Robert Mickens. Cardinal Pell and the Vatican power struggle.

Apr 30, 2016

The Holy See’s abrupt suspension this week of anexternal audit of all its financial operations by PricewaterhouseCoopers (PwC) is being described by almost everyone as the Vatican old guard’s latest attempt to derail Pope Francis’ reforms.

This narrative pits “a powerful Italian bureaucracy resistant to greater transparency” (including the Cardinal Secretary of State, Pietro Parolin) against Australian Cardinal George Pell, the controversial figure the pope handpicked two years ago to lead the newly instituted Secretariat for the Economy.

The problem with this explanation is that it is far too simplistic and, in other important ways, more than a bit off the mark. Because if it were true it would mean Pope Francis himself is trying to thwart efforts at transparency or, at the very least, has been duped or co-opted by those who are.

In fact, the pope approved the letters that Cardinal Parolin and his deputy in charge of internal Church affairs, Archbishop Angelo Becciu, sent out this week to all Vatican departments to inform them that the PwC audit has been “suspended immediately.”

Andrea Tornielli of La Stampa points out that the concern was not with PwC, but with the manner in which Cardinal Pell and his deputy, Danny Casey, forged the three-year deal with the global accounting firm.

“The suspension resulted from three possible irregularities in the contract signing process and the missing consultations required by the statutes approved by the pope,” wrote the veteran Vatican analyst this week.

Cardinal Pell’s department – contrary to what he had boasted before its final statutes were published last year – does not report directly to the pope. It actually takes its marching orders from a 15-member Council for the Economy, composed of eight cardinals and seven laymen; chaired by German Cardinal Reinhard Marx.

Yes, this council approved the PwC audit last December. Technically, the council actually ordered the audit, because it is the only office (except the pope himself) with the authority to do so.

But according to Tornielli some of the council’s members complained that Cardinal Pell’s office then kept them in the dark over the terms of the contract with PwC when it should have first sought the council’s approval of those terms.

Some people also did not seem amused that the Australian signed the $3 million agreement on behalf of the Vatican as “manager of the Holy See.”

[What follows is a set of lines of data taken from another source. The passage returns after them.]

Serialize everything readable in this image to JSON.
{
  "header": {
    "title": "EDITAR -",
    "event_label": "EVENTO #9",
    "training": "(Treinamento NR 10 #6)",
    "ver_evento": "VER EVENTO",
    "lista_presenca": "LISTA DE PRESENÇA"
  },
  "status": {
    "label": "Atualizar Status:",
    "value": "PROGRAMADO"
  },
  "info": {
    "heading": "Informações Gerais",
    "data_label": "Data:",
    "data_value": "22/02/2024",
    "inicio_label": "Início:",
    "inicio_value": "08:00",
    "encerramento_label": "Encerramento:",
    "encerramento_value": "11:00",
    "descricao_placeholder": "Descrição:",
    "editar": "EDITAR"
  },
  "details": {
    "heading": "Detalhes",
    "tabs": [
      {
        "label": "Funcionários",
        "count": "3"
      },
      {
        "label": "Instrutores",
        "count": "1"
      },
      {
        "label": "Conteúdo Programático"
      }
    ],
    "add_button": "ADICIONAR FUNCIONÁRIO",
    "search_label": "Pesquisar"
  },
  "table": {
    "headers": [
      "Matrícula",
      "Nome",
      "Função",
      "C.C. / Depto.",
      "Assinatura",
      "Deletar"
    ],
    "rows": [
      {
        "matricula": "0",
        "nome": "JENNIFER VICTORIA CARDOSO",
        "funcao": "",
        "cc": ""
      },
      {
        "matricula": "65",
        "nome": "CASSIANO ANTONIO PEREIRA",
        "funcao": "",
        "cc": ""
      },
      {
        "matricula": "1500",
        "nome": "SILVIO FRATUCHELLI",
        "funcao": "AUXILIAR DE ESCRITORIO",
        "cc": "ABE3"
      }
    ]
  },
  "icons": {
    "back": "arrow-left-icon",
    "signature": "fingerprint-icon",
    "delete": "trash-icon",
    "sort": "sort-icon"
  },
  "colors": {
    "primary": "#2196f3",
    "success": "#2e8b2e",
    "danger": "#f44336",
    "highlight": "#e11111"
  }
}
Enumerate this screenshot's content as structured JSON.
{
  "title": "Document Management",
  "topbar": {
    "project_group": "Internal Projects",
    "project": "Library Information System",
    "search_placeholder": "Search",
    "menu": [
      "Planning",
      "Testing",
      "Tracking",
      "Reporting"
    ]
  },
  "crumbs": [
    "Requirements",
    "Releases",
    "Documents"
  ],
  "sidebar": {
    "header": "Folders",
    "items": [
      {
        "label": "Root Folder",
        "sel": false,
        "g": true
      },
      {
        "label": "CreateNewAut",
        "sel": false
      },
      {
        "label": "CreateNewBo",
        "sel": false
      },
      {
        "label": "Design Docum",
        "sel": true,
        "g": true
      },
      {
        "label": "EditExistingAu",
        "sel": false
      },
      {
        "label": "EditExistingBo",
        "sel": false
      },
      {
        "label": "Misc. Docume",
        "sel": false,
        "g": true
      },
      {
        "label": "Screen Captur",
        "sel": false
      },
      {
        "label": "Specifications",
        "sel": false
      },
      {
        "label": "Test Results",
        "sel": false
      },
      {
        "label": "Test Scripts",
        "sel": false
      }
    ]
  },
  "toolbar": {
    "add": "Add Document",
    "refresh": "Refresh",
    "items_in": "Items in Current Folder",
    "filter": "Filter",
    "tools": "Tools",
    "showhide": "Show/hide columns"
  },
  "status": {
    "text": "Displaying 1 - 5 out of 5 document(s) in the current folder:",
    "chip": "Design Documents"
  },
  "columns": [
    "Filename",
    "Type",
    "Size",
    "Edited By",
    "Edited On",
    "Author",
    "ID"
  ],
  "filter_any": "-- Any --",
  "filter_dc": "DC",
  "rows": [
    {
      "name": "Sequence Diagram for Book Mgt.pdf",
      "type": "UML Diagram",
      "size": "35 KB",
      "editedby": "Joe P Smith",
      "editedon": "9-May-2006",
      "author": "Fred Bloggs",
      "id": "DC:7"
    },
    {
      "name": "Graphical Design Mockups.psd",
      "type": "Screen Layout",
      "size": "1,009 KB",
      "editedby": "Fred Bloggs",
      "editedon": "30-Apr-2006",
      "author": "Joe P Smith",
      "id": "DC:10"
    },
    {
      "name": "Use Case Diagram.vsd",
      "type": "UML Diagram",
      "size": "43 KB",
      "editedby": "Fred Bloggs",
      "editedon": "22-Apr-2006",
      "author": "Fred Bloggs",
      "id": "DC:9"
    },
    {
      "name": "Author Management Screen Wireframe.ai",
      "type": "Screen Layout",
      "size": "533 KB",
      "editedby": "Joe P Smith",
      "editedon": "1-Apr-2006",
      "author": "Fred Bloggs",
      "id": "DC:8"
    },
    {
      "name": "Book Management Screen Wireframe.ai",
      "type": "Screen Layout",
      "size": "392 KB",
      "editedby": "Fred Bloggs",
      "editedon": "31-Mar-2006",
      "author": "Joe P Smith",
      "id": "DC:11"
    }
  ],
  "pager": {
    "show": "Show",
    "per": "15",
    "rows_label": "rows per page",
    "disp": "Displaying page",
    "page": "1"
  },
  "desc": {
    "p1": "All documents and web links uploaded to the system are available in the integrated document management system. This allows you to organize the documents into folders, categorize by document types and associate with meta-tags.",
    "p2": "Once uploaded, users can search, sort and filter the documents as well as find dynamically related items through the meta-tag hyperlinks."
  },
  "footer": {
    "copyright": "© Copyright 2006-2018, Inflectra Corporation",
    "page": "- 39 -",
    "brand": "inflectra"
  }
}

All this was seen by some officials in the Secretariat of State as just one more instance of Cardinal Pell going it alone, bypassing proper channels and – ironically, given the task he claims to be trying to achieve – acting in a less than transparent manner.

But concerns over the former Archbishop of Sydney’s activities at the Vatican go much deeper than merely his role in bringing forth financial reforms.

It is in the area of Church finance and management, and this small area alone, that it can be said that Cardinal Pell is fully on board with Pope Francis’ more important project of overall Church reform. In fact, he is part of a conservative group of cardinals that backed the losing candidate (believed to have been Angelo Scola, then Marc Ouellet) at the last conclave.

This group, now expanded to include other bishops, has been less than enthusiastic about the pope’s broader Church reforms, evidenced especially by the objections it has raised to the way he led the last two gatherings of the Synod of Bishops. The group has become a respectful but firm opposition that seems to be waiting out what its members hope will be a short pontificate.

Pope Francis surprised a lot of people two years ago when he chose George Pell to lead the Secretariat for the Economy. It appeared then to be a move to give his conclave opponents a share in Vatican governance, but in an area he has not made his top priority.

Francis wants a clean hands operation when it comes to money. No doubt about it. But efforts to achieve this pale in significance to the more urgent and difficult reforms that are required to pull the entire Church out of the deep hole into which his last two predecessors have driven it.

His decision to temporarily halt the PwC audit, via the two letters this week from the Secretariat of State, looks like another message to Cardinal Pell and anyone else who thinks they can set up a powerbase of opposition.

Cardinal Pell turns 75 in June. That’s the age when bishops, including Vatican officials, submit their resignations. Pope Francis will probably not accept it immediately, though he is likely to do so before the cardinal completes the initial five-year term that is the norm for a position like his. That would not be until 2019.

The 79-year-old pope has shown a lot of patience and restraint with prelates resistant to the ongoing change of mentality he is bringing to the Church. But he will not tolerate them playing him or his closest aides as fools.

Keep your eye on the calendar.

This article first appeared in Global Pulse on 22 April 2016.